Also today: “Tokyo Electric Power confirms that zirconium-95 in sea water several hundred meters from the Fukushima plant has been detected since Wednesday when testing began there for additional radioactive elements. A spokesman for the Japanese prime minister’s office tells VOA there is no clear evidence that the cladding has been breached.” (see here) The zirconium-95 in the sea water, and TEPCO’s reporting of it, means that it could have only come from fuel rods in the reactors, which are clad in zirconium. This is further proof that A) fuel rods in the reactors have melted, and B) that they have been pouring sea water directly into the reactors to cool them, and this water has gone back to the ocean.

And talking of sea water, they’ve been using it since the earliest days of this crisis to cool the reactors, all six of them.

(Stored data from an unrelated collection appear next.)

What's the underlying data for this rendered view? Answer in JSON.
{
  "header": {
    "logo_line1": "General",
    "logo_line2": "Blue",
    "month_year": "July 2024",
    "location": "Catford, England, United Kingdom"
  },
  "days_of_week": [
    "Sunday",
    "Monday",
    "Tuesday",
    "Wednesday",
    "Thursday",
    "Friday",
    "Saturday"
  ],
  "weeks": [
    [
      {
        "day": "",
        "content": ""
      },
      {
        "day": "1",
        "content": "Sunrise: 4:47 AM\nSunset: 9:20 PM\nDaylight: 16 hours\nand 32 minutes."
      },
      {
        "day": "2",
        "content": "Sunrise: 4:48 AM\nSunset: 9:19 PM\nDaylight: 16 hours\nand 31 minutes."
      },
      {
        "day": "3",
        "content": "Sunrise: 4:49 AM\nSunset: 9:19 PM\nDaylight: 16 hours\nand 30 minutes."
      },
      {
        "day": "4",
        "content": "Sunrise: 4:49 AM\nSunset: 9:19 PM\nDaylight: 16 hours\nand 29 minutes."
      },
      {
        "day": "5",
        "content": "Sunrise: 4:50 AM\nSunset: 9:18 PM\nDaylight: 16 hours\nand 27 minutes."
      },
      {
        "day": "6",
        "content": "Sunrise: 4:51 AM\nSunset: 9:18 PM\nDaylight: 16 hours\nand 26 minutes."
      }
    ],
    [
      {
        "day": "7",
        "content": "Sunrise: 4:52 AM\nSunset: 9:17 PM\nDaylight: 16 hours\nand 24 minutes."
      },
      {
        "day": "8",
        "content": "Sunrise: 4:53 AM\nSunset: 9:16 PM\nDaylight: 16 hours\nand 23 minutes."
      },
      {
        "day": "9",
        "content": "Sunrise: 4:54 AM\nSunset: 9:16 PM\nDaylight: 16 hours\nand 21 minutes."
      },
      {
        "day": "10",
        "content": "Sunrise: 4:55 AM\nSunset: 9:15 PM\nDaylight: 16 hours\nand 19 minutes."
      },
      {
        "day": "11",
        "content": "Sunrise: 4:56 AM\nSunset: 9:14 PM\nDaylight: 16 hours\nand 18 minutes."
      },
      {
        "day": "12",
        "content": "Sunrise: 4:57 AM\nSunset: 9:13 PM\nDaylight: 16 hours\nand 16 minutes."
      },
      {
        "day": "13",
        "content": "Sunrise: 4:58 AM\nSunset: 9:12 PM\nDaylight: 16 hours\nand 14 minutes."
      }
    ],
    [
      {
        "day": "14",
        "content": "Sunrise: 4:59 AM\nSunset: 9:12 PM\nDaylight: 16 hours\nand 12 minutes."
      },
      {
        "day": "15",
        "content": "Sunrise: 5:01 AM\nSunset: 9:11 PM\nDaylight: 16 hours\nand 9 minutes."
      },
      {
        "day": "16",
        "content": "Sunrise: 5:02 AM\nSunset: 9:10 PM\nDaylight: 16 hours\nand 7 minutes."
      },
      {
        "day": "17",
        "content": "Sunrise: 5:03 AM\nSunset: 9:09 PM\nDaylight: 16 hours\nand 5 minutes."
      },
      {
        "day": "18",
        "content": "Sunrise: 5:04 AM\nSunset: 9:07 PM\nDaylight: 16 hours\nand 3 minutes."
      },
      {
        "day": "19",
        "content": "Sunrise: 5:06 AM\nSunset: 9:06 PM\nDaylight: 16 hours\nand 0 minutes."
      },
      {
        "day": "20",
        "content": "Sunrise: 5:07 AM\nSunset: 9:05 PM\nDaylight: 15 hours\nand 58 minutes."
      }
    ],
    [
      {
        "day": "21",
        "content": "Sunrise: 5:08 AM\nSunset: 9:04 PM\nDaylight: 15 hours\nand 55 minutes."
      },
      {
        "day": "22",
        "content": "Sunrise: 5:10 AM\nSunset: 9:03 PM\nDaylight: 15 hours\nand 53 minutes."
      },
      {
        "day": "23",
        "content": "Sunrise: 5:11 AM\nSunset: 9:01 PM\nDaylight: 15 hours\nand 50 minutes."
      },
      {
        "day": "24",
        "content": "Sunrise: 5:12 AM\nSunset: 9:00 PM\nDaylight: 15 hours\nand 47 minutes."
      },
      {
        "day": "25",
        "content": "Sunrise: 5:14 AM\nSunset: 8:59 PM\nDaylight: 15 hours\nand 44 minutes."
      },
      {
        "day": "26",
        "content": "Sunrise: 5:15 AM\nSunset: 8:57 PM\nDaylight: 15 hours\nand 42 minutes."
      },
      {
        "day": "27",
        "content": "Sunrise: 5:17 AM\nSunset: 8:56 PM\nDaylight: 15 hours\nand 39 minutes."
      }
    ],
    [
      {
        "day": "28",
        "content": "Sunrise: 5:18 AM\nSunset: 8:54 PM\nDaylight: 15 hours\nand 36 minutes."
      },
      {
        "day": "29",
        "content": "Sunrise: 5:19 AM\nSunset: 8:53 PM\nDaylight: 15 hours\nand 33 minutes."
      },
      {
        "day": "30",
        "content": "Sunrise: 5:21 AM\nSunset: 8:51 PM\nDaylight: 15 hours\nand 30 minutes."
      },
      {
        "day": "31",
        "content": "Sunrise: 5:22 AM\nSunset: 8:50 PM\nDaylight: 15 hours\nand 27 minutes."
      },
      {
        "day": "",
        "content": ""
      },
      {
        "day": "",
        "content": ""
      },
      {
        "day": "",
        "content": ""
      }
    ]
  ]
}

In otherwords, right from the start things were so bad that they had to resort to last-ditch methods – last-ditch because sea water ruins the reactors (which are incredibly expensive machines) and renders them unworkable. The thing is, as the sea water boils away in the incredible heat of the reactors it leaves behind salt and other residues that clog-up the cooling systems. After nearly two weeks of using sea water, thousands of tons of it, the cooling systems may now be next to useless, and at least three of the reactors are still in a perilous situation.

As if all this is not bad enough, there is also a huge amount of nuclear waste at Fukushima Daiichi, and a lot of it, the most dangerous (about 1000 tons) is stored in those cooling pools right beside the reactors.